Powder horns were necessary accouterments for soldiers and hunters in the 18th century. Many are known from the French and Indian War (1755-1763) and the American Revolution (1775-1784). These examples are decorated with elaborate maps and with scenes showing soldiers and battles. They were often created by semiprofessional engravers who found this a profitable sideline. The development of cartridges containing gunpowder in the 19th century made powder horns less of a necessity, and they were produced in much smaller numbers.
The Museum's powder horn, which shows a furnace and a glassblower (Figs. 2 and 3), appears to be unique. He has a glassmaker's chair and tools, and he seems to be fashioning a wine bottle or decanter. On the reverse of the horn is a framed inscription, "D.S. 1830." These were probably the initials of the owner, who we may assume was a glassblower as well as a hunter, and the date the object was made for him. "D.S." may also have been the carver, but there is no way to be certain. The glass furnace, a beehive-shaped masonry structure, is probably copied from a print, but it is too generic to identify the source. It has a flat awning or roof, which shelters the furnace and the glassblower.
Another interesting feature of this powder horn is the group of animals that chase one another around the piece. The scene includes a cow, a rooster, a squirrel, a bird, and a dog pursuing a rabbit. Since the powder horn was probably for a gun that was used for hunting, the rabbit and squirrel probably refer to that activity. However, the presence of the cow is a mystery. The owner of the powder horn may also have owned a cow and a rooster; certainly many 19th-century households had both of those animals.
Unfortunately, there is no way to tell where or for whom the powder horn was made.

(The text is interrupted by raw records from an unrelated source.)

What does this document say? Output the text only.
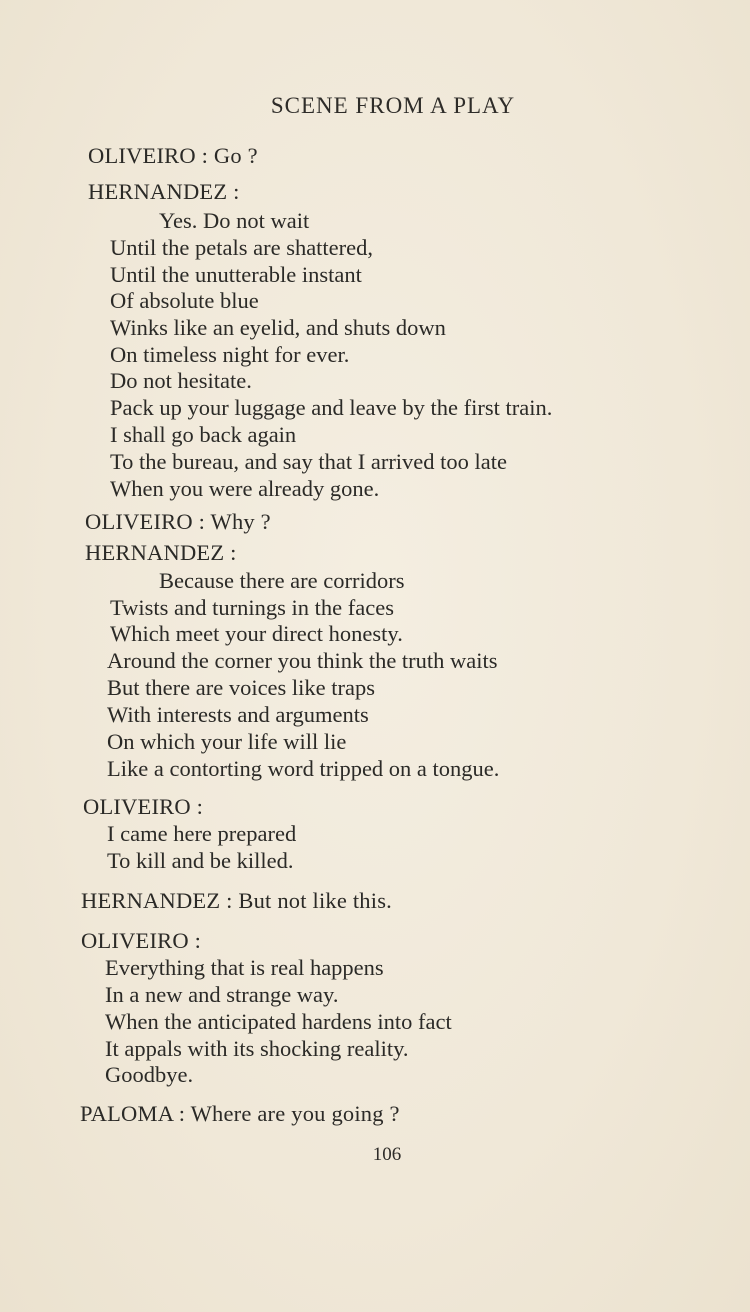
SCENE FROM A PLAY

OLIVEIRO : Go ?

HERNANDEZ :

Yes. Do not wait

Until the petals are shattered,

Until the unutterable instant

Of absolute blue

Winks like an eyelid, and shuts down

On timeless night for ever.

Do not hesitate.

Pack up your luggage and leave by the first train.

I shall go back again

To the bureau, and say that I arrived too late

When you were already gone.

OLIVEIRO : Why ?

HERNANDEZ :

Because there are corridors

Twists and turnings in the faces

Which meet your direct honesty.

Around the corner you think the truth waits

But there are voices like traps

With interests and arguments

On which your life will lie

Like a contorting word tripped on a tongue.

OLIVEIRO :

I came here prepared

To kill and be killed.

HERNANDEZ : But not like this.

OLIVEIRO :

Everything that is real happens

In a new and strange way.

When the anticipated hardens into fact

It appals with its shocking reality.

Goodbye.

PALOMA : Where are you going ?

106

It probably originated in a small town in Massachusetts, New York, or Pennsylvania, since these states produced most of the 18th-century examples. But there were several towns with glasshouses in these three states, and so it is impossible to be more specific regarding the provenance of the piece. Mount Vernon was the site of the only glasshouse in upstate New York that made bottles in 1830. Another possible source is the Dyottville Glass Works in Philadelphia.
This article was published in the Journal of Glass Studies, Vol. 44 (2002), 200–201.